No me gusta, fue su respuesta.
A nosotros la costumbre de mi tía de repintar su cuarto cada año nos significaba la tremenda molestia de pasarnos semanas enteras mareados por el olor a thíner y a pintura. Para, colmo ese tufo también contaminaba el sabor de los alimentos y hasta del café.
III
Durante las semanas consagradas por mi tía a la
remodelación de su cuarto conservaba el hábito de levantarse a las cinco
de la mañana. A esas horas, sin consideraciones para nadie y supongo
que después de haberlo planeado bien durante la noche, se ponía a
separar los muebles de las paredes y a concentrarlos en medio de la
habitación. No puedo decir que el ruido haya sido infernal, pero sí
enemigo de nuestro descanso.
Mi madre siempre se preocupó de que en la familia al menos
compartiéramos la hora de la cena y el desayuno. Mi tía, que a la
primera mesa se presentaba impecablemente vestida para ir al
consultorio, en su periodo de vacaciones remplazaba el camisero o el
traje de dos piezas por un overol ridículo que convertía su figura en
una mala broma. Indiferente a su aspecto, respondía apenas a los
saludos, desayunaba de prisa, en silencio, sin ocultar su mal humor
matutino. Apenas terminado el desayuno iba a la cocina para lavar la
loza que había usado y lista para emprender, tranquila y a sabiendas de
que ni en eso era gravosa para mi madre, su trabajo como pintora de
brocha gorda. Antes de iniciarlo descolgaba su retrato de viuda célibe y
lo metía en una caja expresamente destinada para eso.Mi tía acostumbraba dejar entornada su puerta. Al volver de la escuela podía verla deslizar la brocha con movimientos delicados y cada vez más lentos. El último año en que hizo la remodelación eligió para las paredes un tono lila que vino a sustituir el anterior, un verde seco demasiado oscuro para una habitación sin ventanas y sin luz natural.

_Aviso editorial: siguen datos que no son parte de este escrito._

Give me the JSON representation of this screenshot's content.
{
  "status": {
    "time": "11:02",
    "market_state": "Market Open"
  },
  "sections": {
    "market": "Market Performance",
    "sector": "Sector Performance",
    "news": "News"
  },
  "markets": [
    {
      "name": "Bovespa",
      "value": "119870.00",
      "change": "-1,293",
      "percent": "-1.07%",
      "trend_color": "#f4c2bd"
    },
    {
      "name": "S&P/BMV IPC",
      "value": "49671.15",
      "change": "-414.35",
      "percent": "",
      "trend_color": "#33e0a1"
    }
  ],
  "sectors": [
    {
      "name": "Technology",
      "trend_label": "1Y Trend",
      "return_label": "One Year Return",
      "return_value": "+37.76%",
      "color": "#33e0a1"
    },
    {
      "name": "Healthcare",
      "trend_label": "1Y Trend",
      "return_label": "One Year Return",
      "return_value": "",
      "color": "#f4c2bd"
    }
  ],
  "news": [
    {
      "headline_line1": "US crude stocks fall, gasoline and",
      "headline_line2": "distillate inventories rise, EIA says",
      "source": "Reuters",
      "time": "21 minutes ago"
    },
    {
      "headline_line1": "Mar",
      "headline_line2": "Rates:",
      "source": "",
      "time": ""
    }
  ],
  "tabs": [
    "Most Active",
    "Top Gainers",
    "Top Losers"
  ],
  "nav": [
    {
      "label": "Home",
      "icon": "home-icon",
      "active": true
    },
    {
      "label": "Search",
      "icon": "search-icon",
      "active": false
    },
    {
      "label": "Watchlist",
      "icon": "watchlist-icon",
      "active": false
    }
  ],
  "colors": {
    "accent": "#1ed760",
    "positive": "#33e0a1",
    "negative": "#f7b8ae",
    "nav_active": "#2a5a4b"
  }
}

Antes de que mi tía terminara de pintar su cuarto, una mañana la sorprendió una muerte repentina. Enfrentados a la terrible pérdida sólo tuvimos un consuelo:
No sufrió. Al cementerio acudimos mis padres, yo y unos cuantos vecinos. (El doctor Zambrano se enteró de la noticia dos semanas después. Nos mandó un mensaje y no tuvimos más noticias de él.)

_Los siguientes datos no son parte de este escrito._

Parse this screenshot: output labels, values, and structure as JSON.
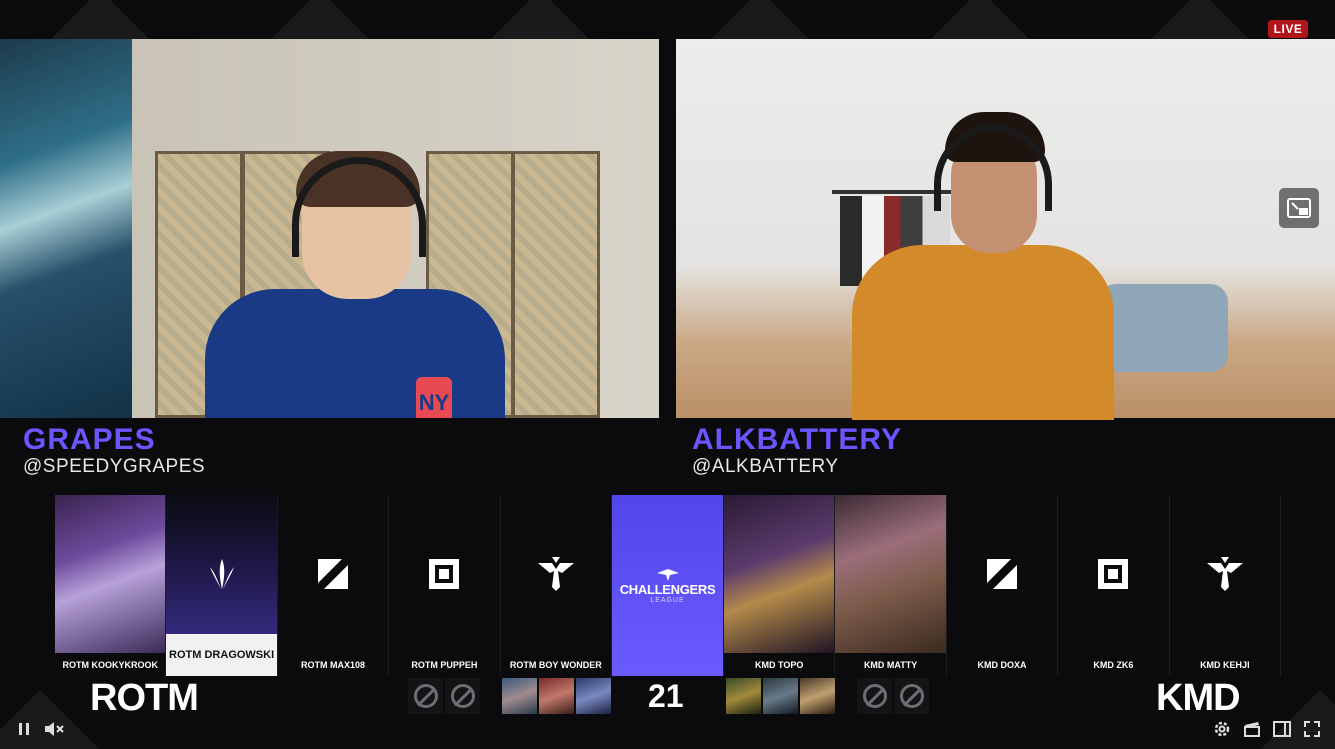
{
  "stream": {
    "live_label": "LIVE"
  },
  "casters": [
    {
      "name": "GRAPES",
      "handle": "@SPEEDYGRAPES"
    },
    {
      "name": "ALKBATTERY",
      "handle": "@ALKBATTERY"
    }
  ],
  "league": {
    "logo_line1": "CHALLENGERS",
    "logo_line2": "LEAGUE"
  },
  "players_left": [
    {
      "label": "ROTM KOOKYKROOK"
    },
    {
      "label": "ROTM DRAGOWSKI"
    },
    {
      "label": "ROTM MAX108"
    },
    {
      "label": "ROTM PUPPEH"
    },
    {
      "label": "ROTM BOY WONDER"
    }
  ],
  "players_right": [
    {
      "label": "KMD TOPO"
    },
    {
      "label": "KMD MATTY"
    },
    {
      "label": "KMD DOXA"
    },
    {
      "label": "KMD ZK6"
    },
    {
      "label": "KMD KEHJI"
    }
  ],
  "scoreboard": {
    "team_left": "ROTM",
    "team_right": "KMD",
    "timer": "21"
  },
  "colors": {
    "accent": "#6a55ff",
    "live_red": "#b0151a"
  },
  "icons": [
    "pause-icon",
    "mute-icon",
    "settings-icon",
    "clip-icon",
    "theater-icon",
    "fullscreen-icon",
    "pip-icon",
    "ban-icon"
  ]
}
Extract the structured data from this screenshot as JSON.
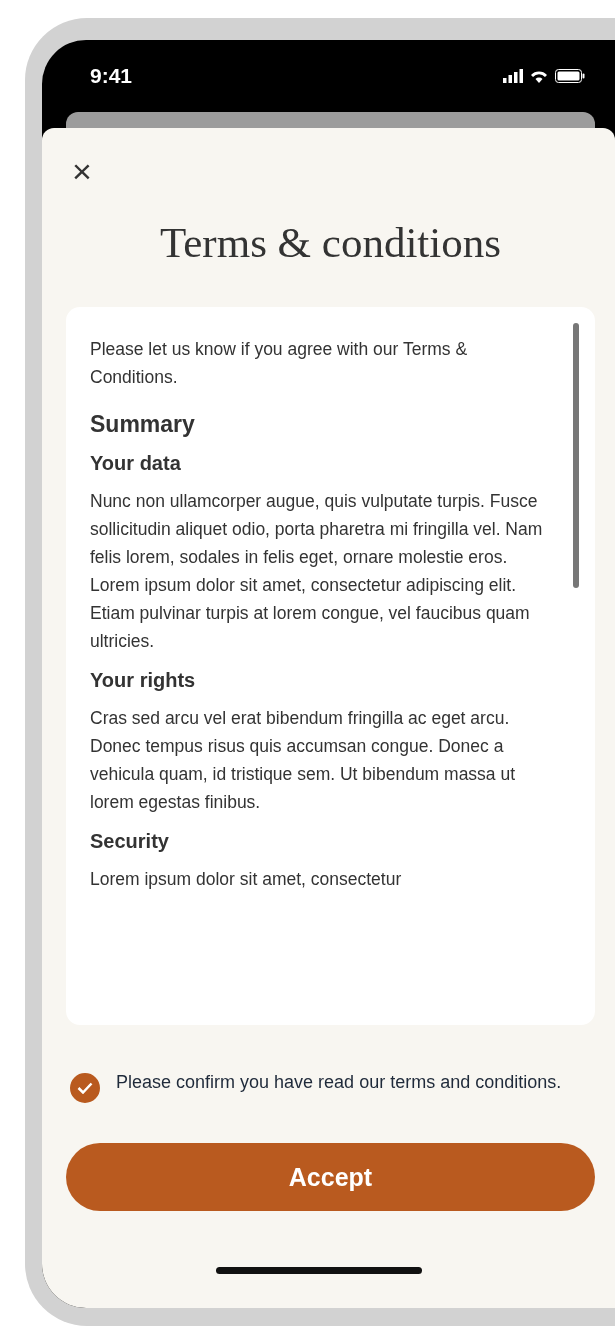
{
  "status_bar": {
    "time": "9:41"
  },
  "sheet": {
    "close": "×",
    "title": "Terms & conditions"
  },
  "terms": {
    "intro": "Please let us know if you agree with our Terms & Conditions.",
    "heading": "Summary",
    "sections": [
      {
        "title": "Your data",
        "paragraphs": [
          "Nunc non ullamcorper augue, quis vulputate turpis.  Fusce sollicitudin aliquet odio, porta pharetra mi fringilla vel. Nam felis lorem, sodales in felis eget, ornare molestie eros.",
          "Lorem ipsum dolor sit amet, consectetur adipiscing elit. Etiam pulvinar turpis at lorem congue, vel faucibus quam ultricies."
        ]
      },
      {
        "title": "Your rights",
        "paragraphs": [
          "Cras sed arcu vel erat bibendum fringilla ac eget arcu. Donec tempus risus quis accumsan congue. Donec a vehicula quam, id tristique sem. Ut bibendum massa ut lorem egestas finibus."
        ]
      },
      {
        "title": "Security",
        "paragraphs": [
          "Lorem ipsum dolor sit amet, consectetur"
        ]
      }
    ]
  },
  "confirm": {
    "label": "Please confirm you have read our terms and conditions.",
    "checked": true
  },
  "accept_button": "Accept"
}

Pasó algún tiempo para que nos atreviéramos a entrar en el cuarto de mi tía Teresa. Al abrir la puerta sentimos el olor a pintura. Mi madre dijo:
Es increíble que haya durado más que su vida. Me acerqué a la caja en donde había quedado el retrato y lo saqué. Estuve mirándolo largo tiempo. Era el mismo que había visto durante años y sin embargo me pareció que las flores del ramillete nupcial, las paredes del estudio fotográfico y la luz que iluminaba la ausencia de Arcadio era más intensa, más blanca: el único tono con que mi tía nunca quiso recubrir los muros de su cuarto.